In North America this seems to be a highly regional decision. NEC or local code may prohibit >150V-to-ground in residential structures—limiting interior circuits to 208Y/120V. Three-phase service in single-family homes has become more common in NorCal, for once prohibited at all costs, to permitted if at a commercial tariff, to permitted for larger service, but the cost of all additional {above 1ø} utility-provided facilities paid for prior to a single kilowatthour sold.

In some regions, 3ø single-family residential is old hat. 1200-ampere boards are not unheard of.

There is a home about a mile from me that has a 600-ampere switchboard, with dedicated 75kVA 208Y/120 padmount. Well pump and hermetic refrigeration compressors are 3ø, which clearly have much higher reliability that their 1ø equivalents.

[On Paul’s comments, there was a recent usenet thread re “standard” 15½-ampere 230/400V service for (assumedly single-family) residences in an area of Portugal.]

Joined: Dec 2004
Posts: 86
P
Member
Mr.
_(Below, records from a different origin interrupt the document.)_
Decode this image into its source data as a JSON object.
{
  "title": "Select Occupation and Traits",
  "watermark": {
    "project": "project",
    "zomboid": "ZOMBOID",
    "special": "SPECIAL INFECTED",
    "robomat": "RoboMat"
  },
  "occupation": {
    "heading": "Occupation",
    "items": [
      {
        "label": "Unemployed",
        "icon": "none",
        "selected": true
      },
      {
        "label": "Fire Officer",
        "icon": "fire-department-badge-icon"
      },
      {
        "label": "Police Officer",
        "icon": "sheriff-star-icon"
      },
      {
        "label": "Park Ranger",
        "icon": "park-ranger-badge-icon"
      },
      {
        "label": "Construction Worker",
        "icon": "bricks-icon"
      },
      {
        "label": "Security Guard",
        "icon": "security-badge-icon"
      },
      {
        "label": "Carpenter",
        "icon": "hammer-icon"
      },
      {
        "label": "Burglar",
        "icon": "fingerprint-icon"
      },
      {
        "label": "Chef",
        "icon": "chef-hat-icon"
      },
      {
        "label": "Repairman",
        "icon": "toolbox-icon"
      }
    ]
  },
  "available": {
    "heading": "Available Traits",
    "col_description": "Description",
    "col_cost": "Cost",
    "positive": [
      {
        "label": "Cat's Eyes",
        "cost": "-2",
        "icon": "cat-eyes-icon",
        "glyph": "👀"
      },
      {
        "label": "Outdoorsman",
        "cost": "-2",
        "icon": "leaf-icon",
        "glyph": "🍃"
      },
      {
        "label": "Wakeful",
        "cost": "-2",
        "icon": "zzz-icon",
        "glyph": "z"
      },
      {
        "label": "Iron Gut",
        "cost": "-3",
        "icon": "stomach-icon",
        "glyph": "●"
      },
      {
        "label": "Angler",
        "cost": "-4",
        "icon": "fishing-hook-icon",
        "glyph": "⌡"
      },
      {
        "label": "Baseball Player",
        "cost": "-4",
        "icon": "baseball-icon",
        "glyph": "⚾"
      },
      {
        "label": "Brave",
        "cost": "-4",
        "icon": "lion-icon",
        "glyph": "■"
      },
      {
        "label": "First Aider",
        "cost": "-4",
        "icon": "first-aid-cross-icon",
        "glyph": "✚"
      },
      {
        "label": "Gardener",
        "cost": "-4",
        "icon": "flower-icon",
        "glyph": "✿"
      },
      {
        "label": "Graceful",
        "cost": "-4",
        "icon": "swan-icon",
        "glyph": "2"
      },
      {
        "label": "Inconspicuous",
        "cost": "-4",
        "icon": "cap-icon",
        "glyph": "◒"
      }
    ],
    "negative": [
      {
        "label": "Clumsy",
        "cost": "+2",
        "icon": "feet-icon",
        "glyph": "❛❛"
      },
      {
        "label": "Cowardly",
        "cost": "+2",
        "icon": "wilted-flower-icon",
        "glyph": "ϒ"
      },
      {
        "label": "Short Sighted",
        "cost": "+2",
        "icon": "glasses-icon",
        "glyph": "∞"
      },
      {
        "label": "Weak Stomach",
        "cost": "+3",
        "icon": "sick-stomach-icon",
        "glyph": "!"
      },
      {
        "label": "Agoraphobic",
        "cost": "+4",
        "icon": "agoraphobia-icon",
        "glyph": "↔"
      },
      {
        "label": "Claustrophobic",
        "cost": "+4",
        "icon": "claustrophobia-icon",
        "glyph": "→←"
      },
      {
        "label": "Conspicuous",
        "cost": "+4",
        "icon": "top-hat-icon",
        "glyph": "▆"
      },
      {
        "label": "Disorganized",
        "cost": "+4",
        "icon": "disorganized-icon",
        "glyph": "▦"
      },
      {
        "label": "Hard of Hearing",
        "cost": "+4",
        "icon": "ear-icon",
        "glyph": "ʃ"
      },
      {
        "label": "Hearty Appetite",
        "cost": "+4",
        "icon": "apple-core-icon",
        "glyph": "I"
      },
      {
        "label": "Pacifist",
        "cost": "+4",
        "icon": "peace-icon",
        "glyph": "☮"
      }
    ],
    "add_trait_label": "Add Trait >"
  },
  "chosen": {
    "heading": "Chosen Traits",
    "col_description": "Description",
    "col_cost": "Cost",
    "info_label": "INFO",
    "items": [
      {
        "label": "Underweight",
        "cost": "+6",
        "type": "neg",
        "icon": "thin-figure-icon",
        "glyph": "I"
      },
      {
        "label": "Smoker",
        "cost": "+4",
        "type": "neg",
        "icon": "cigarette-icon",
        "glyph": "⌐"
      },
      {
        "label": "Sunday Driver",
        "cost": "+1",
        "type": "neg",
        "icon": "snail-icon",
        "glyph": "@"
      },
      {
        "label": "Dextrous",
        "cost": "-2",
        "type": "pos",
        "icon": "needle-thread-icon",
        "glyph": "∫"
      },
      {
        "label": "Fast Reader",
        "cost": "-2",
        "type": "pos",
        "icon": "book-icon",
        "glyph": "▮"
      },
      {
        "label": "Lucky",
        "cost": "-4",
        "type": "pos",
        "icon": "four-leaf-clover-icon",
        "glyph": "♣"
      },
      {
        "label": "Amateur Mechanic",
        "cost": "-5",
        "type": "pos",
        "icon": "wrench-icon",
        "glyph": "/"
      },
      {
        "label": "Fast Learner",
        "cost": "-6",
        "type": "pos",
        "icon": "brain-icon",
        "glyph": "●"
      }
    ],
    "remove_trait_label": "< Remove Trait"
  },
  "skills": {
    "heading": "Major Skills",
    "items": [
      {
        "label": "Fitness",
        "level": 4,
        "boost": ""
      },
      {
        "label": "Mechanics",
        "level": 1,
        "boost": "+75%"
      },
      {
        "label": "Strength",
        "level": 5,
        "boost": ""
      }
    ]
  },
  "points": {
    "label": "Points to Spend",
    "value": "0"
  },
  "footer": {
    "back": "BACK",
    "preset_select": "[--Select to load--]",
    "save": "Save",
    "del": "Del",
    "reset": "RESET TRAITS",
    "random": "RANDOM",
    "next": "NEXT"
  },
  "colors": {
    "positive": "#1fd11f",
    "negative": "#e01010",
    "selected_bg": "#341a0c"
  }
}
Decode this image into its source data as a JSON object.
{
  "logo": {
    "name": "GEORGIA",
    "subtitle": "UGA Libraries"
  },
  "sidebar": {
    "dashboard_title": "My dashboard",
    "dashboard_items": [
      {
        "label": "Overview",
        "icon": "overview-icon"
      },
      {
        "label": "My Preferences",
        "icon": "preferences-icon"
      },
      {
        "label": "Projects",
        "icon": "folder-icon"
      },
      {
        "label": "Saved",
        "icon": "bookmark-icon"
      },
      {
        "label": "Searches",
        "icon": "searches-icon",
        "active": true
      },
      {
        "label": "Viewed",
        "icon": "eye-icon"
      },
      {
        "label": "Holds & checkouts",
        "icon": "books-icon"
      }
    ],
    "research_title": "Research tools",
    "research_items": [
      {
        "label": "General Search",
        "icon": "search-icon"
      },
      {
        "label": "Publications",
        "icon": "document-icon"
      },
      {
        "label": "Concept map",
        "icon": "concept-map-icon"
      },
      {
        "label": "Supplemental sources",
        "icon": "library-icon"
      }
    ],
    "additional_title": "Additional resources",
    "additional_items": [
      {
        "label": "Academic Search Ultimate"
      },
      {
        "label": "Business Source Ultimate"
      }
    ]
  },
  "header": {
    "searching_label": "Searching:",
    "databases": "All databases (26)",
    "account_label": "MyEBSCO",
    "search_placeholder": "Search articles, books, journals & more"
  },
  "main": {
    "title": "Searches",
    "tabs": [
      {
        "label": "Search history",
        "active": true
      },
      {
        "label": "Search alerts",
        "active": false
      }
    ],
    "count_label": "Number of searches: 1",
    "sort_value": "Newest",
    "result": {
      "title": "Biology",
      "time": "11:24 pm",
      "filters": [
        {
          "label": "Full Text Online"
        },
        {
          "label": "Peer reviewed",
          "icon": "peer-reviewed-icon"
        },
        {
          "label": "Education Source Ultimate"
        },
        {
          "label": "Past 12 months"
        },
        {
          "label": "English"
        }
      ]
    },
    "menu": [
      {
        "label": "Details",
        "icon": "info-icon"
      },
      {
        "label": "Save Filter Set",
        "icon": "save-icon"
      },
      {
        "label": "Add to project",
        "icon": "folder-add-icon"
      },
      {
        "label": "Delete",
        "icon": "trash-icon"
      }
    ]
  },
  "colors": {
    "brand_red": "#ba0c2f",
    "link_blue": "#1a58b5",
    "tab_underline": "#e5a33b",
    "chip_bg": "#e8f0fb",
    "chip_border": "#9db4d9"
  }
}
Eldridge,

I'm going to be ready to bring my newly refitted linear accelerator on line again soon and now this thing's going to need at least 3Ø. Do you have any advice on how I should approach my power company. By the way they are PG&E, If that matters.

Rknikko, I appologize for being off topic.

Editted because I never get it right the first time.

[This message has been edited by Physis (edited 12-29-2004).]


Sam, San Francisco Bay Area
Joined: Apr 2004
Posts: 201
Member
Hello Sam. Send me a PM on the other forum and I'll give you the name, address, and phone number of a friend at PG&E. [Linked Image]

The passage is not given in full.